Le roi se retourna vers le feu sans répondre.

— Sire, ajouta l’Île-Adam, qui vit que dans ce moment de démence le roi ne pouvait ni comprendre ni suivre les raisons politiques qu’il allait développer ; sire, le duc de Bourgogne vous prie de monter à cheval, et de paraître à mes côtés dans les rues de la capitale.

Charles vi se leva machinalement, s’appuya sur le bras de l’Île-Adam, et le suivit sans résistance, car il ne restait plus à ce pauvre prince ni mémoire ni raison. Peu lui importait donc ce qu’on ordonnait en son nom, et entre les mains de qui il tombait. Il ne savait plus même ce que c’était qu’Armagnac ou Bourguignon.
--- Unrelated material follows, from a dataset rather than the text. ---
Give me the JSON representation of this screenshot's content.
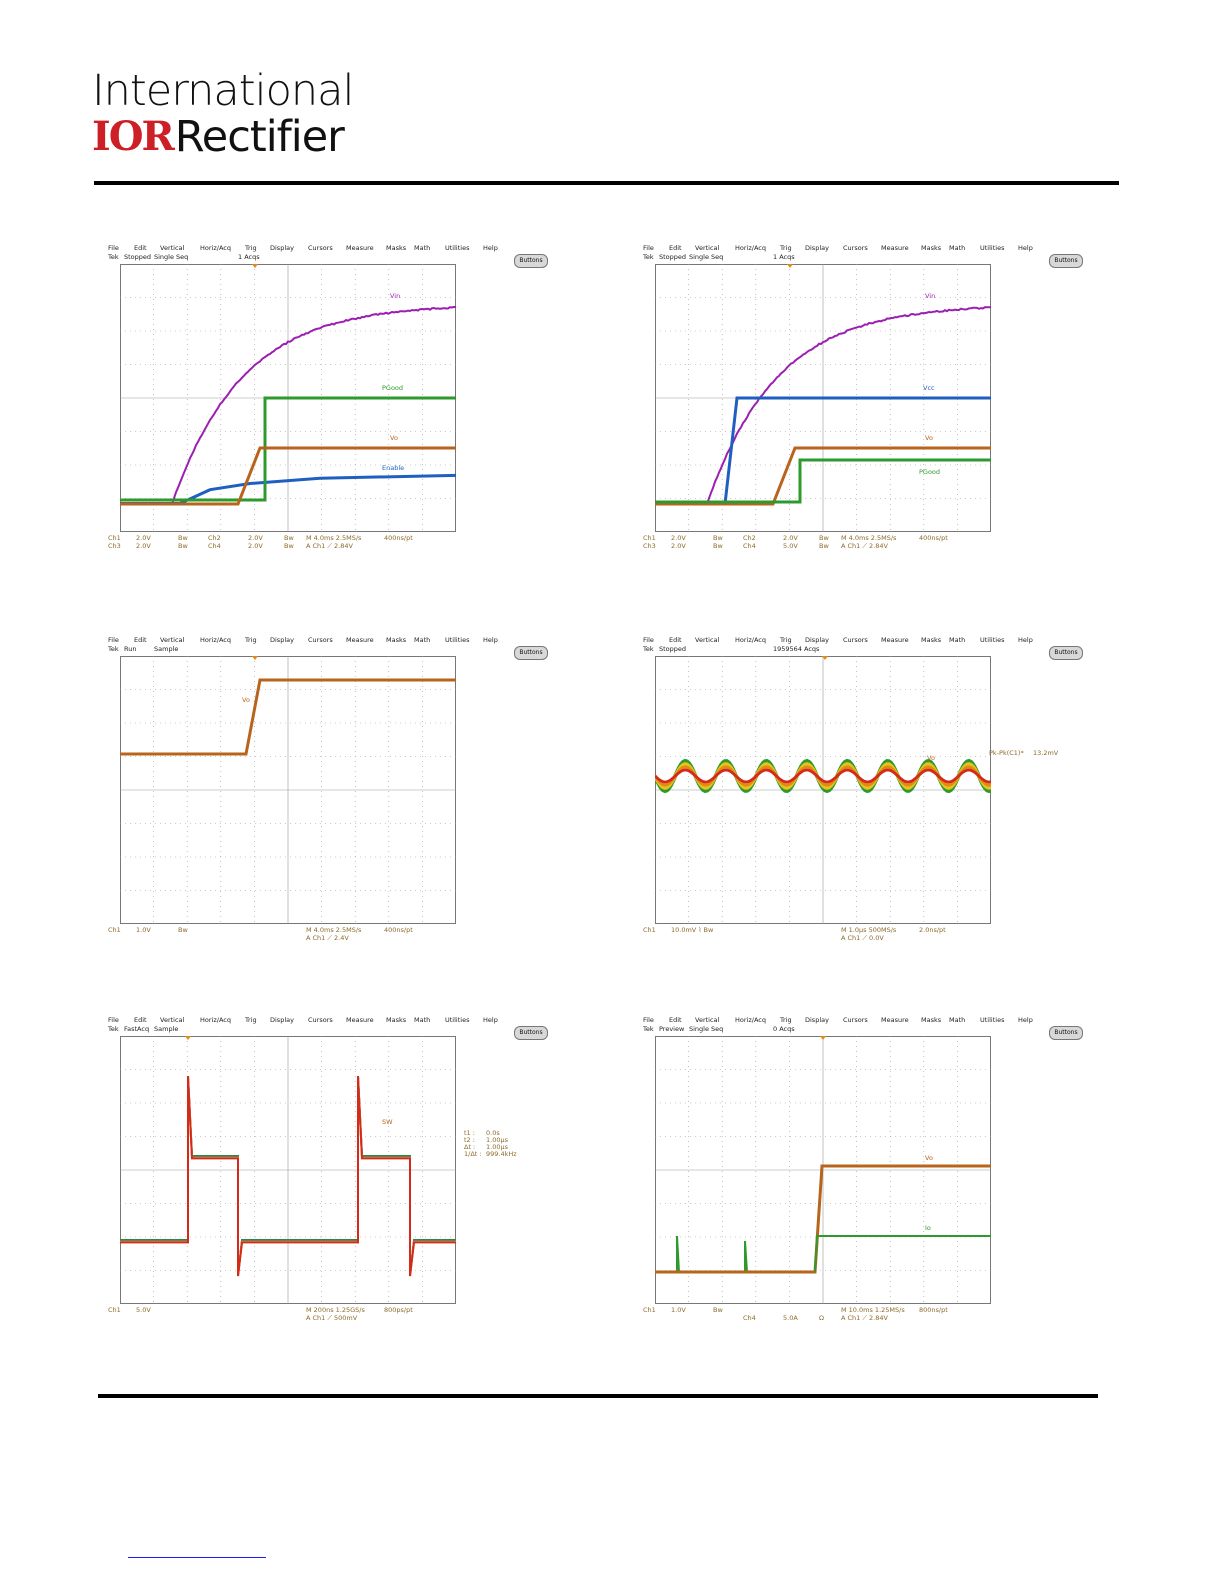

L’Île-Adam, avec sa royale capture, se dirigea vers le Châtelet. Le capitaine avait compris que la présence du monarque au milieu des Bourguignons serait un signe d’approbation royale pour tout ce qui allait se passer : il remit donc son prisonnier entre les mains de Lyonnet de Bournonville, en lui recommandant une surveillance active, mais pleine d’égards.

Cette mesure politique accomplie, il prit au galop la rue Saint-Honoré, descendit à la porte de l’hôtel d’Armagnac, dans l’intérieur duquel on n’entendait que cris et blasphèmes ; et, s’élançant sur l’escalier, heurta avec tant de violence un homme qui le descendait, que tous deux se retinrent l’un à l’autre pour ne pas tomber. Ils se reconnurent.

— Où est le connétable ? dit l’Île-Adam.

— Je le cherche, dit Perrinet Leclerc.

— Malédiction sur Ferry de Mailly, qui l’a laissé échapper.

— Il n’est pas rentré dans son hôtel.

Et tous deux s’élancèrent dehors comme deux insensés, prenant chacun de leur côté la première rue qu’ils trouvèrent devant eux.